From these conditions of forced religion, the first settlers ran away, and this is the reason why the first segment of the 1st Amendment reads:

“Congress shall make no law respecting an establishment of religion, or prohibiting the free exercise thereof;…”

Note that this says two different things:

  1. Congress shall not establish any religion, i.e. a religion mandated by the state;
  2. Congress shall not interfere with the free exercise of religion.

How come then that the ACLU finds it unacceptable that soldiers of the United States of America freely exercise their religion?

Even if this happens on the taxpayer’s dime, the few minutes spent on praying are nothing compared to the many enormously wasteful government spending programs. If this gives the soldiers emotional fortitude and spiritual consolation when they are deployed to face death for the taxpayer’s benefit, the few tax dollars spent on praying time may be a very good investment.

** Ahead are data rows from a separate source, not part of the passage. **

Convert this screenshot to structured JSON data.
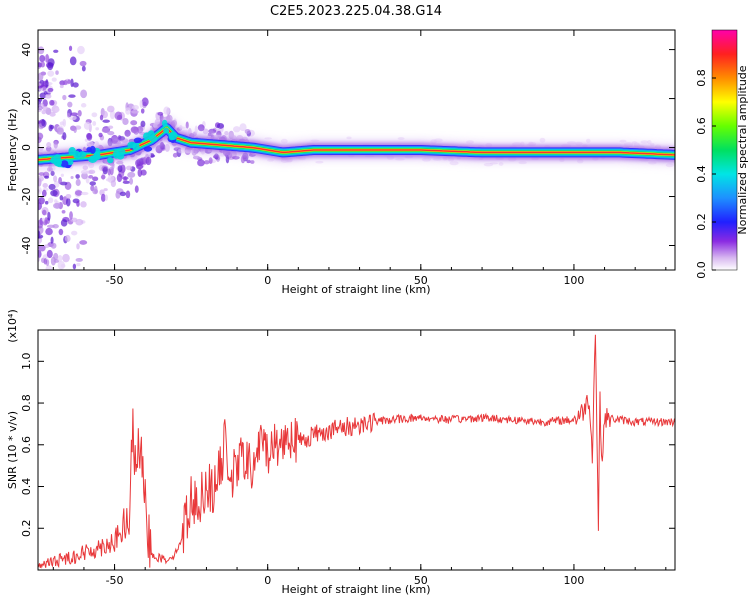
{
  "title": "C2E5.2023.225.04.38.G14",
  "chart_data": [
    {
      "type": "heatmap",
      "title": "C2E5.2023.225.04.38.G14",
      "xlabel": "Height of straight line (km)",
      "ylabel": "Frequency (Hz)",
      "xlim": [
        -75,
        133
      ],
      "ylim": [
        -50,
        48
      ],
      "xticks": [
        "-50",
        "0",
        "50",
        "100"
      ],
      "yticks": [
        "-40",
        "-20",
        "0",
        "20",
        "40"
      ],
      "colorbar": {
        "label": "Normalized spectral amplitude",
        "range": [
          0,
          1
        ],
        "ticks": [
          "0.0",
          "0.2",
          "0.4",
          "0.6",
          "0.8"
        ]
      },
      "ridge": {
        "x": [
          -75,
          -65,
          -55,
          -45,
          -38,
          -33,
          -30,
          -25,
          -15,
          -5,
          5,
          15,
          30,
          50,
          70,
          90,
          105,
          115,
          133
        ],
        "freq": [
          -5,
          -4,
          -3,
          -1,
          3,
          8,
          4,
          2,
          1,
          0,
          -2,
          -1,
          -1,
          -1,
          -2,
          -2,
          -2,
          -2,
          -3
        ]
      },
      "grid": false
    },
    {
      "type": "line",
      "xlabel": "Height of straight line (km)",
      "ylabel": "SNR (10 * v/v)",
      "y_multiplier": "(x10⁴)",
      "xlim": [
        -75,
        133
      ],
      "ylim": [
        0,
        1.15
      ],
      "xticks": [
        "-50",
        "0",
        "50",
        "100"
      ],
      "yticks": [
        "0.2",
        "0.4",
        "0.6",
        "0.8",
        "1.0"
      ],
      "color": "#e8383a",
      "series": [
        {
          "x": [
            -75,
            -70,
            -65,
            -60,
            -55,
            -50,
            -47,
            -45,
            -44,
            -43,
            -42,
            -41,
            -40,
            -39,
            -38,
            -36,
            -33,
            -30,
            -28,
            -27,
            -26,
            -25,
            -23,
            -20,
            -18,
            -15,
            -14,
            -12,
            -10,
            -8,
            -5,
            -3,
            0,
            3,
            5,
            8,
            10,
            15,
            20,
            25,
            30,
            35,
            40,
            50,
            60,
            70,
            80,
            90,
            100,
            103,
            104,
            105,
            106,
            107,
            108,
            108.5,
            109,
            110,
            115,
            120,
            125,
            133
          ],
          "y": [
            0.02,
            0.04,
            0.06,
            0.08,
            0.11,
            0.14,
            0.19,
            0.26,
            0.74,
            0.38,
            0.65,
            0.45,
            0.3,
            0.18,
            0.08,
            0.06,
            0.05,
            0.08,
            0.16,
            0.22,
            0.28,
            0.35,
            0.3,
            0.42,
            0.37,
            0.5,
            0.62,
            0.44,
            0.48,
            0.56,
            0.46,
            0.6,
            0.58,
            0.6,
            0.62,
            0.66,
            0.61,
            0.65,
            0.67,
            0.68,
            0.7,
            0.71,
            0.72,
            0.73,
            0.72,
            0.73,
            0.72,
            0.71,
            0.72,
            0.76,
            0.8,
            0.82,
            0.56,
            1.15,
            0.2,
            0.86,
            0.5,
            0.73,
            0.72,
            0.71,
            0.71,
            0.71
          ]
        }
      ]
    }
  ]
}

Maybe it is because the ACLU does not consider religious freedom a civil liberty? They would have a point if it were not mentioned in the Constitution. Making the free exercise of religion a constitutional right, however, makes it also a civil liberty! Soldiers praying is not a union of state and church but their free exercise of religion as per our Constitution.

But I doubt that the ACLU was motivated by any of this. This organization has long since mutated into a left-wing socialist and now woke spearhead in the culture war against traditional American mainstream culture, which includes religion and churches, of course. The final goal of the woke culture warriors is the destruction of our core values and our Constitution, which happen to be rooted in our Judeo-Christian religious beliefs and history.

Man bashing, transgenderism, post-partum “abortion” (infanticide in my book or a repetition of the Baal cult), race baiting and hate mongering, entitlement thinking, and the dissolution of marriage, of the traditional family, and of the nation state are almost all incompatible with the core values of most Christian, Jewish, and Islamic denominations.

This is why all religious people – even the Muslims – have a cross on their back. But it’s not a Christian cross. It’s the crosshairs of a rifle scope. Religion is an obstacle for the implementation of the great new liberal world order, which is by nature atheist, collectivist, and totalitarian. Religion must go.

That’s why the ACLU is upset about praying soldiers.

Thank God, there are still some men with toxic masculinity in this broke woke world. When asked about the ACLU’s charges, Colonel Jack Fessender, speaking for the Commandant of the Corps said: 

“To hell with the ACLU!  God Bless Our Warriors. Send the ACLU to Afghanistan! Then watch those sons of bitches pray.”

Amen. And bless you, Colonel Fessender.